Former Vice President Dick Cheney and his daughter, national security expert Liz Cheney, warn readers in their new book, Exceptional: Why the World Needs a Powerful America, that it will be very difficult to undo the damage that President Barack Obama has caused the United States through a deliberate policy of weakening America.
“In the seventy years since World War II, no American president has done more damage to our nation’s defenses than Barack Obama…It is without historical precedent. He has set us on a path of decline so steep that reversing direction will not be easy,” they warn. And most readers of Exceptional, will have to agree.
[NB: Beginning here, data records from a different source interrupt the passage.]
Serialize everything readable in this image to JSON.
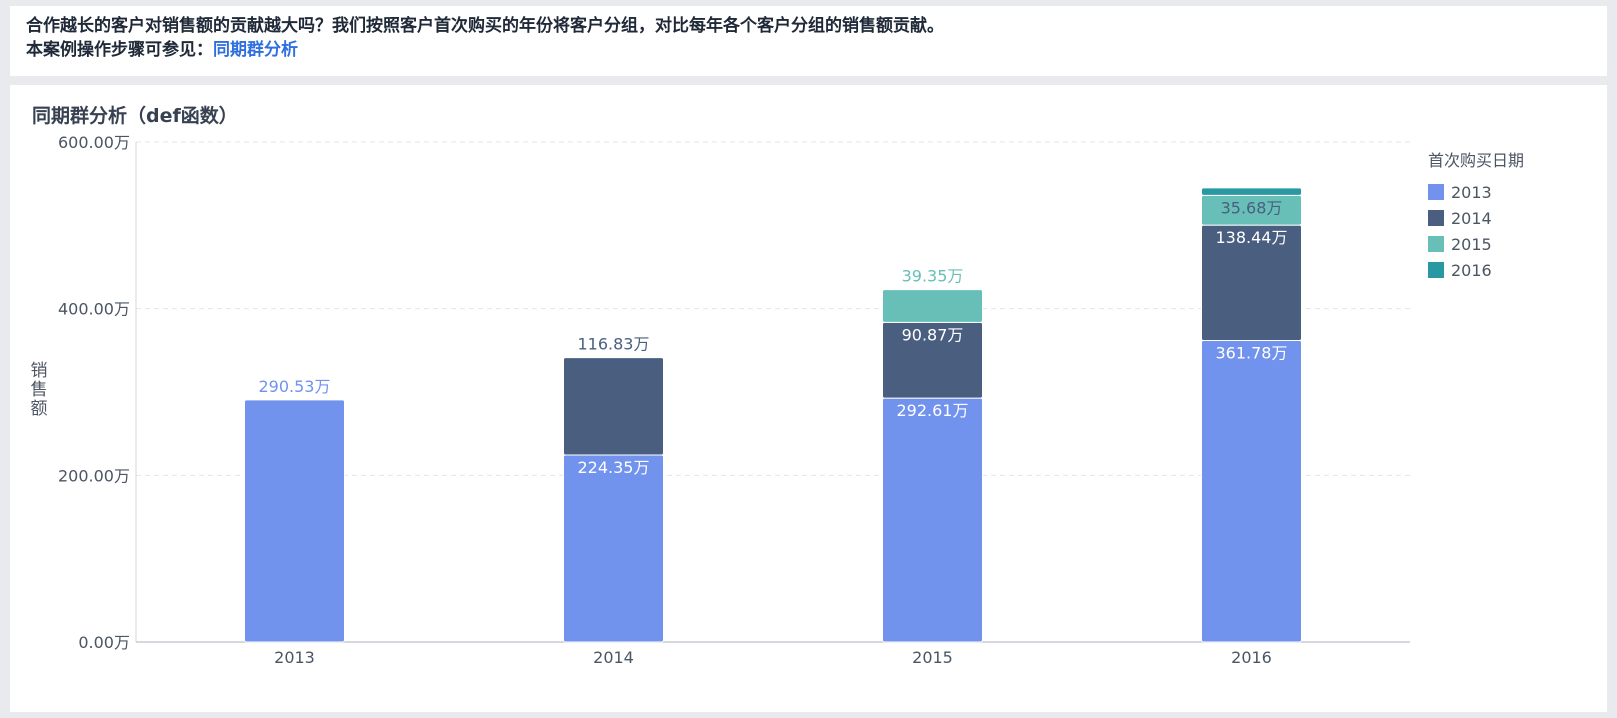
{
  "intro": {
    "line1": "合作越长的客户对销售额的贡献越大吗？我们按照客户首次购买的年份将客户分组，对比每年各个客户分组的销售额贡献。",
    "line2_prefix": "本案例操作步骤可参见：",
    "link_text": "同期群分析"
  },
  "panel": {
    "title": "同期群分析（def函数）"
  },
  "colors": {
    "2013": "#7193ee",
    "2014": "#4a5f80",
    "2015": "#67bfb8",
    "2016": "#2898a3",
    "axis_text": "#4b5563",
    "grid": "#e3e6eb"
  },
  "chart_data": {
    "type": "bar",
    "stacked": true,
    "categories": [
      "2013",
      "2014",
      "2015",
      "2016"
    ],
    "series": [
      {
        "name": "2013",
        "values": [
          290.53,
          224.35,
          292.61,
          361.78
        ],
        "labels": [
          "290.53万",
          "224.35万",
          "292.61万",
          "361.78万"
        ]
      },
      {
        "name": "2014",
        "values": [
          null,
          116.83,
          90.87,
          138.44
        ],
        "labels": [
          "",
          "116.83万",
          "90.87万",
          "138.44万"
        ]
      },
      {
        "name": "2015",
        "values": [
          null,
          null,
          39.35,
          35.68
        ],
        "labels": [
          "",
          "",
          "39.35万",
          "35.68万"
        ]
      },
      {
        "name": "2016",
        "values": [
          null,
          null,
          null,
          9.0
        ],
        "labels": [
          "",
          "",
          "",
          ""
        ]
      }
    ],
    "ylabel": "销售额",
    "xlabel": "",
    "ylim": [
      0,
      600
    ],
    "yticks": [
      0,
      200,
      400,
      600
    ],
    "ytick_labels": [
      "0.00万",
      "200.00万",
      "400.00万",
      "600.00万"
    ],
    "grid": true,
    "legend": {
      "title": "首次购买日期",
      "position": "right",
      "items": [
        "2013",
        "2014",
        "2015",
        "2016"
      ]
    }
  }
}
It is difficult to see all the evidence of Obama’s incompetence, neglect, and malfeasance in one place and not reach the same conclusion.
The book is both an easy read and a tough one. Easy, because it is so well-written: I could not put it down, even after a tiring week of work and travel. Tough, because it tells a true story that would be easier to ignore. The effect of Obama’s presidency has been like that of losing a war–not just in the prosaic sense of his premature withdrawals from Iraq and Afghanistan, or his retreat from Russian, Chinese, and Iranian aggressions, but in the sense that we have lost strategic advantages that we may never regain, and our enemies believe that they have defeated us.
The great strength of Exceptional is that it places America’s current foreign policy in historical context. While Obama believes that America is a deeply flawed nation, and responsible for many of the problems in the world today, the Cheneys describe how America’s leaders built the country’s military into a force that defeated fascism in Europe and eventually freed the captive nations of Eastern Europe from communism. They defend the Iraq War–noting that key figures in the Obama administration voted for it–and decry his squandering of eventual victory.
Like Bret Stephens’s outstanding America in Retreat: The New Isolationism and the Coming Global Disorder, the Cheneys’ book attempts to shape a new foreign policy agenda for a new, perhaps Republican, president. One key weakness, however, that their book shares with his is a failure to incorporate the conservative grass roots into their vision.
They call for the “sequester” of the Budget Control Act to be repealed, for example, so that defense budgets cab be restored, but do not suggest ways to make equivalent budget cuts elsewhere–a key for conservative support.
As last week’s Tea Party rally against the Iran deal showed, the conservative base remains the natural constituency for a strong foreign policy–but it must be one that grapples with the security threat the national debt has beome.